- The Abbey of the Genesee - https://www.geneseeabbey.org -

January 21, 2016

Fr. John Denburger, OCSO

Ezekiel 43: 1 – 2, 3c – 7a; John 4: 19 – 24

The reading from the Prophet Ezekiel presents us with a commentary on the reality of a sacred place, a place like Sacred Heart Cathedral, on the anniversary of its renovation. Of course, the experience of Ezekiel is not limited to the cathedral – it is about any church, about our Abbey Church.

Most graciously God gave Ezekiel an extraordinary privilege; in a vision he experienced grace in a most unusual way: “I saw the glory of God of Israel coming from the east. I heard a sound like the roaring of many waters…” He saw and heard “grace” – and this grace filled the Temple, the sacred place, with the glory of God.

Then God spoke to Ezekiel in very human terms: “…this is where my throne shall be, this is where I will set the soles of my feet.” God’s promise to Ezekiel is reality, a fact we accept with total confidence.

When we are in this church or any church, for that matter, it may be that we are no so gifted as Ezekiel to see or hear grace but neither seeing nor hearing deprives us of the experience of grace itself, the Presence of God, the Presence that flows out from the Holy Eucharist in the tabernacle – the stream of Life (with a capital “L”).
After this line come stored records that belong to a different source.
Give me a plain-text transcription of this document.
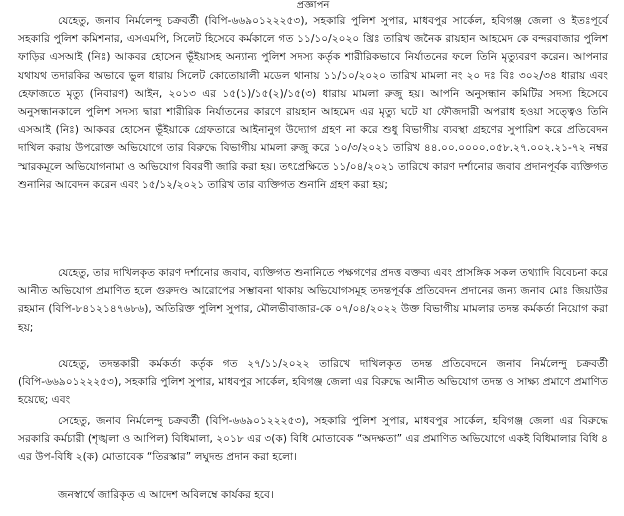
প্রজ্ঞাপন

যেহেতু, জনাব নির্মলেন্দু চক্রবর্তী (বিপি-৬৬৯০১২২২৫৩), সহকারি পুলিশ সুপার, মাধবপুর সার্কেল, হবিগঞ্জ জেলা ও ইতঃপূর্বে সহকারি পুলিশ কমিশনার, এসএমপি, সিলেট হিসেবে কর্মকালে গত ১১/১০/২০২০ খ্রিঃ তারিখ জনৈক রায়হান আহমেদ কে বন্দরবাজার পুলিশ ফাড়ির এসআই (নিঃ) আকবর হোসেন ভূঁইয়াসহ অন্যান্য পুলিশ সদস্য কর্তৃক শারীরিকভাবে নির্যাতনের ফলে তিনি মৃত্যুবরণ করেন। আপনার যথাযথ তদারকির অভাবে ভুল ধারায় সিলেট কোতোয়ালী মডেল থানায় ১১/১০/২০২০ তারিখ মামলা নং ২০ দঃ বিঃ ৩০২/৩৪ ধারায় এবং হেফাজতে মৃত্যু (নিবারণ) আইন, ২০১৩ এর ১৫(১)/১৫(২)/১৫(৩) ধারায় মামলা রুজু হয়। আপনি অনুসন্ধান কমিটির সদস্য হিসেবে অনুসন্ধানকালে পুলিশ সদস্য দ্বারা শারীরিক নির্যাতনের কারণে রায়হান আহমেদ এর মৃত্যু ঘটে যা ফৌজদারী অপরাধ হওয়া সত্ত্বেও তিনি এসআই (নিঃ) আকবর হোসেন ভূঁইয়াকে গ্রেফতারে আইনানুগ উদ্যোগ গ্রহণ না করে শুধু বিভাগীয় ব্যবস্থা গ্রহণের সুপারিশ করে প্রতিবেদন দাখিল করায় উপরোক্ত অভিযোগে তার বিরুদ্ধে বিভাগীয় মামলা রুজু করে ১০/৩/২০২১ তারিখ ৪৪.০০.০০০০.০৫৮.২৭.০০২.২১-৭২ নম্বর স্মারকমূলে অভিযোগনামা ও অভিযোগ বিবরণী জারি করা হয়। তৎপ্রেক্ষিতে ১১/০৪/২০২১ তারিখে কারণ দর্শানোর জবাব প্রদানপূর্বক ব্যক্তিগত শুনানির আবেদন করেন এবং ১৫/১২/২০২১ তারিখ তার ব্যক্তিগত শুনানি গ্রহণ করা হয়;

যেহেতু, তার দাখিলকৃত কারণ দর্শানোর জবাব, ব্যক্তিগত শুনানিতে পক্ষগণের প্রদত্ত বক্তব্য এবং প্রাসঙ্গিক সকল তথ্যাদি বিবেচনা করে আনীত অভিযোগ প্রমাণিত হলে গুরুদণ্ড আরোপের সম্ভাবনা থাকায় অভিযোগসমূহ তদন্তপূর্বক প্রতিবেদন প্রদানের জন্য জনাব মোঃ জিয়াউর রহমান (বিপি-৮৪১২১৪৭৬৮৬), অতিরিক্ত পুলিশ সুপার, মৌলভীবাজার-কে ০৭/০৪/২০২২ উক্ত বিভাগীয় মামলার তদন্ত কর্মকর্তা নিয়োগ করা হয়;

যেহেতু, তদন্তকারী কর্মকর্তা কর্তৃক গত ২৭/১১/২০২২ তারিখে দাখিলকৃত তদন্ত প্রতিবেদনে জনাব নির্মলেন্দু চক্রবর্তী (বিপি-৬৬৯০১২২২৫৩), সহকারি পুলিশ সুপার, মাধবপুর সার্কেল, হবিগঞ্জ জেলা এর বিরুদ্ধে আনীত অভিযোগ তদন্ত ও সাক্ষ্য প্রমাণে প্রমাণিত হয়েছে; এবং

সেহেতু, জনাব নির্মলেন্দু চক্রবর্তী (বিপি-৬৬৯০১২২২৫৩), সহকারি পুলিশ সুপার, মাধবপুর সার্কেল, হবিগঞ্জ জেলা এর বিরুদ্ধে সরকারি কর্মচারী (শৃঙ্খলা ও আপিল) বিধিমালা, ২০১৮ এর ৩(ক) বিধি মোতাবেক “অদক্ষতা” এর প্রমাণিত অভিযোগে একই বিধিমালার বিধি ৪ এর উপ-বিধি ২(ক) মোতাবেক “তিরস্কার” লঘুদন্ড প্রদান করা হলো।

জনস্বার্থে জারিকৃত এ আদেশ অবিলম্বে কার্যকর হবে।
The divine, silent Presence meets our own presence and there is the flow of the water of life, there is the radiance of love beyond all telling, there is the embrace of the Holy Trinity reaching into our depths with surpassing mercy. This is the Divine Presence – dynamic, alive, passionately desirous – but it can be limited and even without any effect unless we have made an act of the will, an act of faith to receive it.

Such an act of faith, an act of the will is what Jesus was teaching the Samaritan woman when He said, “God is Spirit, and those who worship Him must worship in Spirit and truth.” Worship in Spirit and truth can only exist in the life of one who is committed to a life-giving relationship with the Father, the Son and Holy Spirit.

Jesus tells us of God’s desire for us: “…indeed the Father seeks such people to worship Him.” We are such people whom God seeks – may our lives always reflect this so that, as Psalm 21 proclaims, the Lord may lay upon us “majesty and splendor” and that we may “rejoice with the joy” of His presence.